In Gentry’s thesis, he uses a jewelry maker to colorfully and clearly illustrate this idea of bootstrappable encryption: Suppose Alice wants her employees to assemble jewelry from valuable raw materials. While she trusts them to carry out the assembly correctly, she is worried they might steal something. So she puts the materials in secure, transparent boxes with gloves that enable the employees to work with the materials inside.  Unfortunately, after a minute, the gloves stiffen so that the employees can no longer do the work.  Suppose further that the employees can place objects in a box, but cannot get them out again. “To an employee that is assembling an intricate design, she gives him … a glove box containing the raw materials, but also several additional glove boxes. Each of these additional glove boxes holds a copy of her master key. To assemble the intricate design, the employee manipulates the materials in box #1 until the gloves stiff en. Then, he places box #1 inside box #2, where the latter box already contains a master key. Using the gloves for box #2, he opens box #1 with the master key, extracts the partially assembled trinket, and continues the assembly within box #2 until its gloves stiff en. He then places box #2 inside box #3, and so on.” However, “this trick will not work unless the employee can open box #i within box #(i+1), and have time to make a little bit of progress on the assembly, all before the gloves of box #(i + 1) stiff en. This is analogous to the requirement for a bootstrappable encryption scheme E — that the complexity of E’s (augmented) decryption circuit is less than what E can homomorphically evaluate.”

Both his paper, and his thesis, are clearly written, exhibiting the care he put into communicating these ideas.  Both also have a personal feel. For example, when reading the section heading “Bootstrappable yet?” the reader can feel the frustration Gentry must have felt each time he applied a new trick and saw that the decryption circuit still couldn’t quite be evaluated homomorphically by the scheme so that he would have to modify the scheme with yet another trick. The details of each of his successive schemes are quite technical, but some of them are quite interesting. For example, one of these tricks comes from server aided decryption, in which a client gives  a computationally powerful server a hint so that the server can perform computations that make it easier for the client to decrypt. While as I mentioned in my previous post, Gentry’s fully homomorphic scheme is not practical — it is a trillion times slower than computation on unencryption data — his first scheme is interesting in its own right in that it improves on Boneh-Goh-Nissim’s result by enabling greater multiplicative depth and supporting a larger plaintext space.

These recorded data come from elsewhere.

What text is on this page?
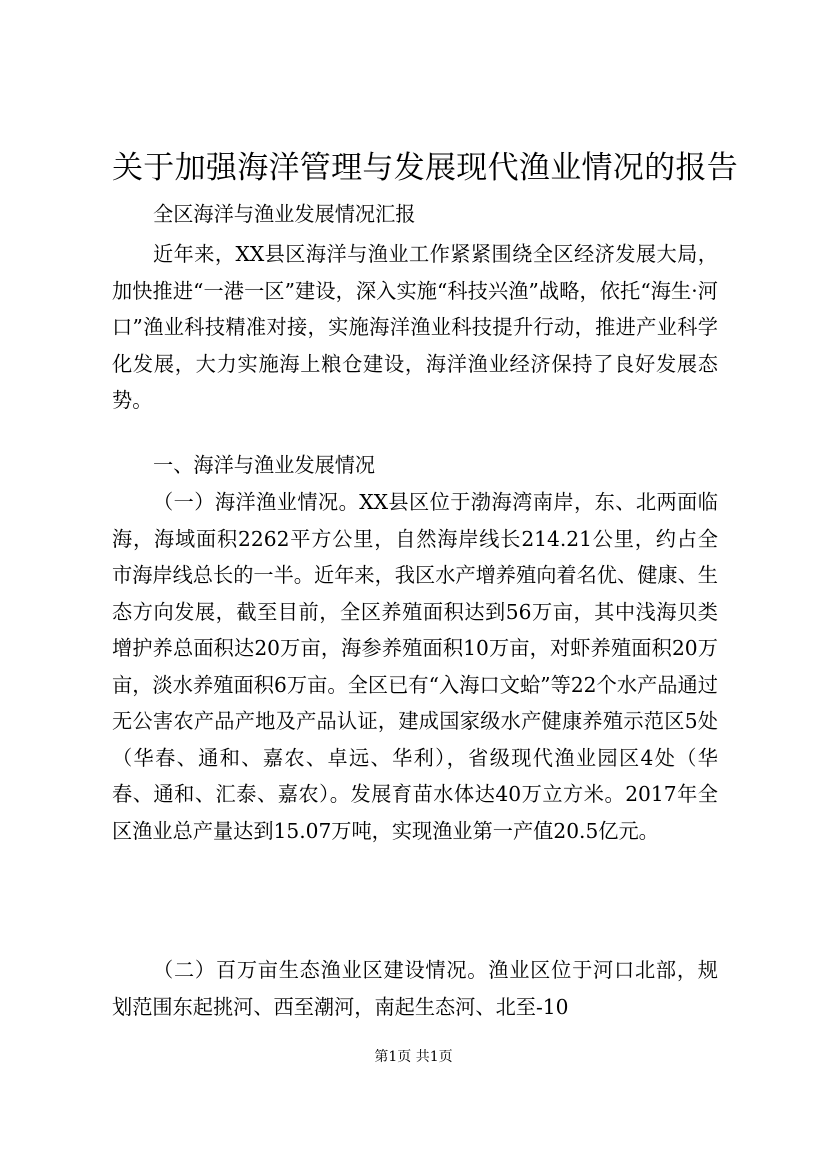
关于加强海洋管理与发展现代渔业情况的报告

全区海洋与渔业发展情况汇报

近年来，XX县区海洋与渔业工作紧紧围绕全区经济发展大局，加快推进“一港一区”建设，深入实施“科技兴渔”战略，依托“海生·河口”渔业科技精准对接，实施海洋渔业科技提升行动，推进产业科学化发展，大力实施海上粮仓建设，海洋渔业经济保持了良好发展态势。

一、海洋与渔业发展情况

（一）海洋渔业情况。XX县区位于渤海湾南岸，东、北两面临海，海域面积2262平方公里，自然海岸线长214.21公里，约占全市海岸线总长的一半。近年来，我区水产增养殖向着名优、健康、生态方向发展，截至目前，全区养殖面积达到56万亩，其中浅海贝类增护养总面积达20万亩，海参养殖面积10万亩，对虾养殖面积20万亩，淡水养殖面积6万亩。全区已有“入海口文蛤”等22个水产品通过无公害农产品产地及产品认证，建成国家级水产健康养殖示范区5处（华春、通和、嘉农、卓远、华利），省级现代渔业园区4处（华春、通和、汇泰、嘉农）。发展育苗水体达40万立方米。2017年全区渔业总产量达到15.07万吨，实现渔业第一产值20.5亿元。

（二）百万亩生态渔业区建设情况。渔业区位于河口北部，规划范围东起挑河、西至潮河，南起生态河、北至-10

第1页 共1页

Two more recent papers shed light on some of these technical details. Smart and Vercauteren’s paper is a specialization of Gentry’s work that does not require an understanding of lattice cryptography to follow. The main purpose of the van Dijk, Gentry, Halevi, and Vaikuntanathan paper is to provide a conceptual simple embodiment of many of the ideas in Gentry’s original paper.

I look forward to watching the progress in this area. I’m  particularly curious to see how quickly researchers will be able to make efficiency gains that will make fully homomorphic encryption practical.